There is no indication Congress intended that a procedure such as that provided by Section 6(b) of the Act was thought to be required of private standards-producing organizations.   No attempt is made to spell out times, places, manners of publication or other dissemination of information or methods used.

Under all the circumstances, we feel there was no failure on the part of ANSI to meet the requirements of Section 3(9)(2) in its adoption or promulgation of the standard here under consideration.

In order that there may be no misunderstanding, I should like to make it clear there is no intention in this decision to   [*109]   criticize anybody.

First, the Secretary of Labor was required by Section 6(a) of the Act to adopt national consensus standards as occupational safety and health standards "unless he determines that the promulgation of such a standard would not result in improved safety or health for specifically designated employees."

There are numerous references in the Legislative History to the assumption -- stated as fact -- that national consensus standards of ANSI and NFPA met the tests of the definition Section of the Act; even though the ANSI standard here under review did not.   All the Congressional views were known to the people in the Labor Department charged with the responsibility of developing the program.

Mr. Cestrone and his organization of about 60 people did a monumental job in about 34 days in putting together the package.   There must have been many other people in the Department of Labor under similar pressure.   It just happens their identities and efforts have not come to our attention.

Least of all do we consider this decision any criticism of the American National Standards Institute; its philosophies, its procedure or its results.   The procedures have been tested by time [*110]   and found to be in the public interest, and specifically in the interest of occupational safety and health.   Nothing here should be construed as in any way reflecting on the integrity or effectiveness of ANSI or of any of its procedures or results.   It simply has a statutory definition of "consensus" that its procedures cannot meet -- nor could those of any other private organization setting out to do the same job. n2

- - - - - - - - - - - - - - - - - -Footnotes- - - - - - - - - - - - - - - - - -

n2 This ends that part of the decision which is the same as a number of others, as mentioned in footnote 1.

- - - - - - - - - - - - - - - - -End Footnotes- - - - - - - - - - - - - - - - -

The citation and proposed penalty must be vacated and the complaint of the Secretary dismissed with prejudice.

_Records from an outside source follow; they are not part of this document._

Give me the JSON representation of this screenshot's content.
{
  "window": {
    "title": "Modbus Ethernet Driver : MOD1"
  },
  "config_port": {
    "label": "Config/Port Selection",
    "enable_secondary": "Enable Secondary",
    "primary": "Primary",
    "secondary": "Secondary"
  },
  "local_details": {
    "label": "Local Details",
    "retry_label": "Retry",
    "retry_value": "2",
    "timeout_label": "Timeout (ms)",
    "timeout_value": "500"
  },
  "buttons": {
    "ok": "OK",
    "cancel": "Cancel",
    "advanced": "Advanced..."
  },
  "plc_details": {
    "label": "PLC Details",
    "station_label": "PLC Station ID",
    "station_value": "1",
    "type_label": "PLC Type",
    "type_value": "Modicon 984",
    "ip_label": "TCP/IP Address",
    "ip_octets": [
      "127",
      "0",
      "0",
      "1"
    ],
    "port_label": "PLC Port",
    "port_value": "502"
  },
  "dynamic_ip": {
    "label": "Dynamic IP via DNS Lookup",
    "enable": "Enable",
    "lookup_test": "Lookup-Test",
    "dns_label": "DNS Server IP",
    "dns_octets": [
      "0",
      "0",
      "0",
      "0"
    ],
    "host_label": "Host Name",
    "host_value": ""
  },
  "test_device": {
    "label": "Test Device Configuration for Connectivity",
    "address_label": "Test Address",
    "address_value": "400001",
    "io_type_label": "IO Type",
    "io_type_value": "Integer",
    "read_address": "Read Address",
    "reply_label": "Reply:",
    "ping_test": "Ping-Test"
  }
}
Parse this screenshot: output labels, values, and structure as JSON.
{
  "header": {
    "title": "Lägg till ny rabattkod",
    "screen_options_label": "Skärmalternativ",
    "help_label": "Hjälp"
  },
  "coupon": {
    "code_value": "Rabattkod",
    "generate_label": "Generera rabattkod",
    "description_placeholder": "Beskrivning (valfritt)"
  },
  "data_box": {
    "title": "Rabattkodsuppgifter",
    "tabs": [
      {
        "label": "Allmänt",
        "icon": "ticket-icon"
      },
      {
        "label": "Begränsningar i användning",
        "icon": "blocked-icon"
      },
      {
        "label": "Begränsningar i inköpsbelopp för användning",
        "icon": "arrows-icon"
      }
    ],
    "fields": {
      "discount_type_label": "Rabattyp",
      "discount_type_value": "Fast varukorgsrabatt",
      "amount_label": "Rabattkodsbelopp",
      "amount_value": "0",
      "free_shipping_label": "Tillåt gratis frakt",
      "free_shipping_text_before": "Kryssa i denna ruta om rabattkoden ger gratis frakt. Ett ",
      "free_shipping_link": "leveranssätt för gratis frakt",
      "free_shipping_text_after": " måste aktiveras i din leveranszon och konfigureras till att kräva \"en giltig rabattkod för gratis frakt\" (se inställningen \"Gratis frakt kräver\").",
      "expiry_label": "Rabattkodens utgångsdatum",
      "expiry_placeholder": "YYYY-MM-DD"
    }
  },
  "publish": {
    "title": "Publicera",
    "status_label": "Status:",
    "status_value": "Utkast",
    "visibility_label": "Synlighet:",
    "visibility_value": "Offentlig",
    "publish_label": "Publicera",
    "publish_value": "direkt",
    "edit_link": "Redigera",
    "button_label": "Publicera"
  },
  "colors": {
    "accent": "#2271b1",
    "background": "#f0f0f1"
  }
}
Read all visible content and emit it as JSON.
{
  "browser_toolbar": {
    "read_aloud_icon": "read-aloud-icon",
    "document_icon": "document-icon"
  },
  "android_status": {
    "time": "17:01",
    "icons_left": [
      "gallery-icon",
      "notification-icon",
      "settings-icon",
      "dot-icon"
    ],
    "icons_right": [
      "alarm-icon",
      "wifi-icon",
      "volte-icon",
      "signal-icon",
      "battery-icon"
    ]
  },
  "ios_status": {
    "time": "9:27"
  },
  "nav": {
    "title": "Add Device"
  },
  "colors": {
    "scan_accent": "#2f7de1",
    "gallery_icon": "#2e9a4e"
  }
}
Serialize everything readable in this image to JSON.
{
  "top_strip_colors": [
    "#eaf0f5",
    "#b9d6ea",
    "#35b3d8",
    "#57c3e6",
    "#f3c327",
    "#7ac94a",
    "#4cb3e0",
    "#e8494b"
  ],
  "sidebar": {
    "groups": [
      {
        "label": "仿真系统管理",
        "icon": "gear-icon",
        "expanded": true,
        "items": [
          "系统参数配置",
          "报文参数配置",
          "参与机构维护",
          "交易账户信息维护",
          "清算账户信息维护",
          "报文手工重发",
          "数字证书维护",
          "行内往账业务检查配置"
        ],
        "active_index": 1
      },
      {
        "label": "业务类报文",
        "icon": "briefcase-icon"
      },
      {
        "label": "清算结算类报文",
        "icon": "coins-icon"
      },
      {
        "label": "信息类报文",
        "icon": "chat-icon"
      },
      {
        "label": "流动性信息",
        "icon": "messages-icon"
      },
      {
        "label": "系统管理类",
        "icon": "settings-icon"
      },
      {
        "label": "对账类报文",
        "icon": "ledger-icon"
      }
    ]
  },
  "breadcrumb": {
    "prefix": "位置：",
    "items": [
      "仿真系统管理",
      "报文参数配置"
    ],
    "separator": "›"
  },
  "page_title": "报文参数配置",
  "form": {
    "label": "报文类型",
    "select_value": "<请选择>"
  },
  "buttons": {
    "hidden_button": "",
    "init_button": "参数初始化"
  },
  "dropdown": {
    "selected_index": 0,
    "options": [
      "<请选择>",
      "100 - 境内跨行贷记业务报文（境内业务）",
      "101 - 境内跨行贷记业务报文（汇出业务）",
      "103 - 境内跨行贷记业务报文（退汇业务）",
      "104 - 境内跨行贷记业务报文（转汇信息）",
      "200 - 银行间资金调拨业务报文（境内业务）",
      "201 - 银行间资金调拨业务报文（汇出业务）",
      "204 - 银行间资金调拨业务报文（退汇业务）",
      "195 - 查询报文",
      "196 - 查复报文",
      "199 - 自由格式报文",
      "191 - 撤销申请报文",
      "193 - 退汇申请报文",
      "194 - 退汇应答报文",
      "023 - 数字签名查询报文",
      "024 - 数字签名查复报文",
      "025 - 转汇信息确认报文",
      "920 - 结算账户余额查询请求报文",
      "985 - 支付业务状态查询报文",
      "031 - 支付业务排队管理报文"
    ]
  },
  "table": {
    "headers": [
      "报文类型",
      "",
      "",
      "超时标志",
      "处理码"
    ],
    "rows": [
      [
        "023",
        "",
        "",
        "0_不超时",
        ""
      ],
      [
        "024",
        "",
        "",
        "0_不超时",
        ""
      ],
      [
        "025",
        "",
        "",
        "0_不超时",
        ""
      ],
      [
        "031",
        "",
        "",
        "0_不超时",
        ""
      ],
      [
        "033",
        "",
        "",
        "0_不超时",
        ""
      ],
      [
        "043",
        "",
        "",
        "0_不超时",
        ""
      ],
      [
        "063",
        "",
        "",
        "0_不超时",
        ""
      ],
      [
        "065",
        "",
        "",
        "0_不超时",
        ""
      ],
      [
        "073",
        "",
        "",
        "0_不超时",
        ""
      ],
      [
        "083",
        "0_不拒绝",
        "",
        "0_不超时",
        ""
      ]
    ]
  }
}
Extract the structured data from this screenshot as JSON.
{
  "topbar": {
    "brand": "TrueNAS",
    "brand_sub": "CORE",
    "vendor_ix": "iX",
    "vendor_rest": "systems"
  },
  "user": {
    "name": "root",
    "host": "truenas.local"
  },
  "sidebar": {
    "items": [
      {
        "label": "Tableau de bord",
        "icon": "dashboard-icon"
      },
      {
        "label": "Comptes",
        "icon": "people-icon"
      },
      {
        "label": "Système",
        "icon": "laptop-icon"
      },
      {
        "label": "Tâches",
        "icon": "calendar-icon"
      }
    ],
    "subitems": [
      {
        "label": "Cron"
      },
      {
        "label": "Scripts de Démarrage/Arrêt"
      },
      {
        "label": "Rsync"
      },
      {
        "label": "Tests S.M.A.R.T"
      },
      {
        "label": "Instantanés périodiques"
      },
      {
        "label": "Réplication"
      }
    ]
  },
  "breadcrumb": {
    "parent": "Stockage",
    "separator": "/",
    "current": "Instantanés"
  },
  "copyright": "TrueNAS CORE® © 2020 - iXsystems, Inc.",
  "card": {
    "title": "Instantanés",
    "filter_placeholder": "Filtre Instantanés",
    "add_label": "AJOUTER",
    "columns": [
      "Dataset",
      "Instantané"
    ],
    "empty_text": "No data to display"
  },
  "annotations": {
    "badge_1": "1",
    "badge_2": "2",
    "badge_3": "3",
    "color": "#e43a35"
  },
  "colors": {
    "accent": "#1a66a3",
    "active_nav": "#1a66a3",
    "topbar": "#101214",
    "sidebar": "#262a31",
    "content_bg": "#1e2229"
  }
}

Based upon a review of the entire record in this case, the undersigned hereby makes the following:

FINDINGS OF FACT

I

Respondent Noblecraft Industries, Inc. is a corporation with its place of business in Hillsboro, Oregon.   It is engaged in the manufacture of pre-finished modular kitchen cabinets and bathroom vanities.   It has 150 to 160 employees, 105 to 110 of whom work in [*111]   production activities.   Its gross business in 1972 was 4.3 million dollars and in 1971, 3.2 million.

II

On May 2, 1973, Respondent's worksite at Hillsboro, Oregon was inspected by a Compliance Officer of the Occupational Safety and Health Administration, United States Department of Labor.   As a result a citation was issued May 24, 1973, alleging Respondent was in violation of Section 5(a)(2) of the Occupational Safety and Health Act of 1970, by failing to comply with a machine guarding standard for woodworking machinery set out in 29 CFR 1910.213(h)(1) because its employees used a radial arm saw with no guard covering the lower portion of the blade. Respondent gave Complainant timely notice of the contest of the citation and of the proposed penalty of $600.00.

III

On May 2, 1973, the radial arm saw described was at Respondent's worksite available for use by its employees.   It was used on or about that date.   The lower portion of the blade was not guarded in the manner described in 29 CFR 1910.213(h)(1).

IV

The Secretary purported to promulgate 29 CFR 1910.213 as a national consensus standard by publication on May 29, 1971 in 34 Fed. Reg. 10466. The source standard is one of [*112]   the American National Standards Institute, adopted in 1954 and reaffirmed in 1961, commonly known as ANSI 01.1 1954 (R 1961).

V

A headnote to ANSI 01.1 1954 (R 1961) at the beginning of Section 4.1 thereof provides:

"NOTE: It is recognized that the standards for saw guards in 4.1 are not perfectly applicable to all operations for which saws are used.   The standards given are those which woodworkers have agreed are most generally useful.   Since there are a considerable number of cases not satisfactorily met by these standards, the enforcing authority should exercise rather wide latitude in allowing the use of other devices which give promise of affording adequate protection.   It may be expected that by so doing further progress in saw guarding will be encouraged."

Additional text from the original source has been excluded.